See comments in everblu/radian.py for the encoding details. Summary:

• TX: ~2 s wake-up (0x55 bytes at 2.4 kbps, no preamble/sync), followed by a 39-byte frame = 9-byte fixed sync pattern + 19-byte CRC-Kermit-protected payload carrying the meter year + 24-bit serial. The 19-byte payload is async-serial encoded: each byte prepended with a 0 start bit, followed by three 1 stop bits, transmitted LSB-first.
• RX: two-stage sync capture. First SYNC 0x5550 at 2.4 kbps to grab the short ACK; then re-sync on 0xFFF0 at 9.59 kbps for the long index frame with PKTCTRL0=0x02 (infinite length).
• Decode: the CC1101 captures at 4× the symbol rate, so decode_4bitpbit collapses 4-sample runs and strips the start/stop framing, yielding the raw payload bytes.

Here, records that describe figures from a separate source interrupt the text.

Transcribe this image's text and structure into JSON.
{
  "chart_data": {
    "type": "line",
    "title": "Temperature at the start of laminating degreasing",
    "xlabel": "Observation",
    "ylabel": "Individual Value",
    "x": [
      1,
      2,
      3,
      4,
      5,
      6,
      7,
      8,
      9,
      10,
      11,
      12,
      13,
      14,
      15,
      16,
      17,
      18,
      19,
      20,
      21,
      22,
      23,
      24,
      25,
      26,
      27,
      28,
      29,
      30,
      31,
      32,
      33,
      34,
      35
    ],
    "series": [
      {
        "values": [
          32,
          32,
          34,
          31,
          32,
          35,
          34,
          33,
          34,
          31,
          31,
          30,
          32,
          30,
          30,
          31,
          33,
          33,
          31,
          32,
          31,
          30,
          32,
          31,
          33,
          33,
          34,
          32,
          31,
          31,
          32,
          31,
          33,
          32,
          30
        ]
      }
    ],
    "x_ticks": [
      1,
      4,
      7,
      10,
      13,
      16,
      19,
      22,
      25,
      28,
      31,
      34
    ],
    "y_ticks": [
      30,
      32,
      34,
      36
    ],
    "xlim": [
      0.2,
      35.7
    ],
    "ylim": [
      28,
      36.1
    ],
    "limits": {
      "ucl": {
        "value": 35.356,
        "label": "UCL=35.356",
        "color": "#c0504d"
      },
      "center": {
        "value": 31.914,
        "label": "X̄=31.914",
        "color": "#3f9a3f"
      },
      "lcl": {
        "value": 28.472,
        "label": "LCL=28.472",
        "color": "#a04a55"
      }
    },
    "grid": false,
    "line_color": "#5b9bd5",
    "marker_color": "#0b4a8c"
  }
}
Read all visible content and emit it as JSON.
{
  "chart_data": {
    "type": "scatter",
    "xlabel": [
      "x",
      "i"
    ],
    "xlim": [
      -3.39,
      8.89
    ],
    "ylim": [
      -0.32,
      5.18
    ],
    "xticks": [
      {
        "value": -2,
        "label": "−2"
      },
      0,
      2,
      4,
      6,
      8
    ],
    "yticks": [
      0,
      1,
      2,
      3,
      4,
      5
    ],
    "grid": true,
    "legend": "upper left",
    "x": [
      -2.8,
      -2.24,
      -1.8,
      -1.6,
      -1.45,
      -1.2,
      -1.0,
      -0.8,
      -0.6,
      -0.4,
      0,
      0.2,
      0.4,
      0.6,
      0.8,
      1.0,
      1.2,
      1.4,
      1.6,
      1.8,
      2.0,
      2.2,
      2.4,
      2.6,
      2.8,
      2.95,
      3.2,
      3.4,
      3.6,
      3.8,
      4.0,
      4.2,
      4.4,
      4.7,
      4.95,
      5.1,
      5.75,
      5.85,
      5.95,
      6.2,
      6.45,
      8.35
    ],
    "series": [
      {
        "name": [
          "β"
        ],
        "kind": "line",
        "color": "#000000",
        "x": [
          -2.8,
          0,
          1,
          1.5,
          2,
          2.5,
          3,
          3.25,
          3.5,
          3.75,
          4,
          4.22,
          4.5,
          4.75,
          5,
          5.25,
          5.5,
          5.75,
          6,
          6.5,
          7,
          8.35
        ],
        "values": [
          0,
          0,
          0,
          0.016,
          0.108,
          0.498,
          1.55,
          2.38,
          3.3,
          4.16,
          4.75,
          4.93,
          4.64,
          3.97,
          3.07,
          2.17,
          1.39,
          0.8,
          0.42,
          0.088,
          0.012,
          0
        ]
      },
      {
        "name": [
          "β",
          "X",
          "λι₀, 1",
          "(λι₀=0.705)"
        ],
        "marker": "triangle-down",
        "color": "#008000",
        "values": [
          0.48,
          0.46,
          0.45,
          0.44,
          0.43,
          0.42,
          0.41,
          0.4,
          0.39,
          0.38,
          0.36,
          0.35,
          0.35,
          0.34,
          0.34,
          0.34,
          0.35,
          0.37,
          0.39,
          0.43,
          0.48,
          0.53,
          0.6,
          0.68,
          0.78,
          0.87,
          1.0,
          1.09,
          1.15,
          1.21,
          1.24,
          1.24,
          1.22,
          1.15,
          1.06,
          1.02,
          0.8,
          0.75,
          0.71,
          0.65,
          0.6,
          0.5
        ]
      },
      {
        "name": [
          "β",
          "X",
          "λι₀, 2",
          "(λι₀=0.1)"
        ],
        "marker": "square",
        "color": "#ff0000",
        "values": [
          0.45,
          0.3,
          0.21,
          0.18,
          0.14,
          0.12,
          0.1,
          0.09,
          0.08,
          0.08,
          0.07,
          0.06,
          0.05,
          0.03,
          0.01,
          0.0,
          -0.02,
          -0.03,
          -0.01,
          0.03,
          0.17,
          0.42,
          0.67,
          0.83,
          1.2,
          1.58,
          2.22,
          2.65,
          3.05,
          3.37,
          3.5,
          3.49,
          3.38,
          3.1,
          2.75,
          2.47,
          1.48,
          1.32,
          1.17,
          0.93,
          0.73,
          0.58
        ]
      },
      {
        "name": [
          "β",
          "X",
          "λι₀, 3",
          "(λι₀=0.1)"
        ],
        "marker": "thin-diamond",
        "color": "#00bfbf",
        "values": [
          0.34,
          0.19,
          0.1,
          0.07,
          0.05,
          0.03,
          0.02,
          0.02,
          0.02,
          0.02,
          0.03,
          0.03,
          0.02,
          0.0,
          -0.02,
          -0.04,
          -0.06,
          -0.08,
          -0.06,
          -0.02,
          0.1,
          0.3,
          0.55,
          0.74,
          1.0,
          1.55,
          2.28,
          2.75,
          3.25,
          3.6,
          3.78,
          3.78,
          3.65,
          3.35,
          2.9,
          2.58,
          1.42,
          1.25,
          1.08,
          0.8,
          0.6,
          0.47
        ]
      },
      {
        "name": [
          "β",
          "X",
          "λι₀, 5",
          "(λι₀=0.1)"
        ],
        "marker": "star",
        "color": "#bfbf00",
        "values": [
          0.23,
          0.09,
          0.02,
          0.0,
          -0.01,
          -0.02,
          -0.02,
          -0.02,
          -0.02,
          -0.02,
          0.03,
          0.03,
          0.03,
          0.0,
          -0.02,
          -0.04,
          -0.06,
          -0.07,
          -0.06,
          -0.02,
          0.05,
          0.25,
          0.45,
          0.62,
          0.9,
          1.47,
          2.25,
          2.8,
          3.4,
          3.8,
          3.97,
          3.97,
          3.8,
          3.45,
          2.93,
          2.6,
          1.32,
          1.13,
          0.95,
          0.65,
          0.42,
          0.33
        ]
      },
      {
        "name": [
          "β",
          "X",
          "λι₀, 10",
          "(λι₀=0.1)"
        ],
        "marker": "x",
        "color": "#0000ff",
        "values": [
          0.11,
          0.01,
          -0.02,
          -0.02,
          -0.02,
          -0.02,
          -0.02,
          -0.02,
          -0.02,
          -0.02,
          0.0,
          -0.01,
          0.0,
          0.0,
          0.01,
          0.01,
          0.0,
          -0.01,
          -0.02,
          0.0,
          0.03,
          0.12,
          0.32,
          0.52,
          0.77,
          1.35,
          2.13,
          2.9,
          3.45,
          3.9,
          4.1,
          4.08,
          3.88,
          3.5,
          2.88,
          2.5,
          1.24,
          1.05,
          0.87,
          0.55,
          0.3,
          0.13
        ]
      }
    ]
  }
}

Litres are a 32-bit little-endian integer at offset 18; see parse_meter_report for other documented fields.

Credits

Derived from neutrinus/everblu-meters (C/wiringPi) and the psykokwak-com/everblu-meters-esp8266 fork, which in turn reverse-engineered the Radian protocol from http://www.lamaisonsimon.fr/wiki/doku.php?id=maison2:compteur_d_eau:compteur_d_eau.

License

The license is unknown, citing one of the authors:

I didn't put a license on this code maybe I should, I didn't know much about it in terms of licensing. this code was made by "looking" at the radian protocol which is said to be open source earlier in the page, I don't know if that helps?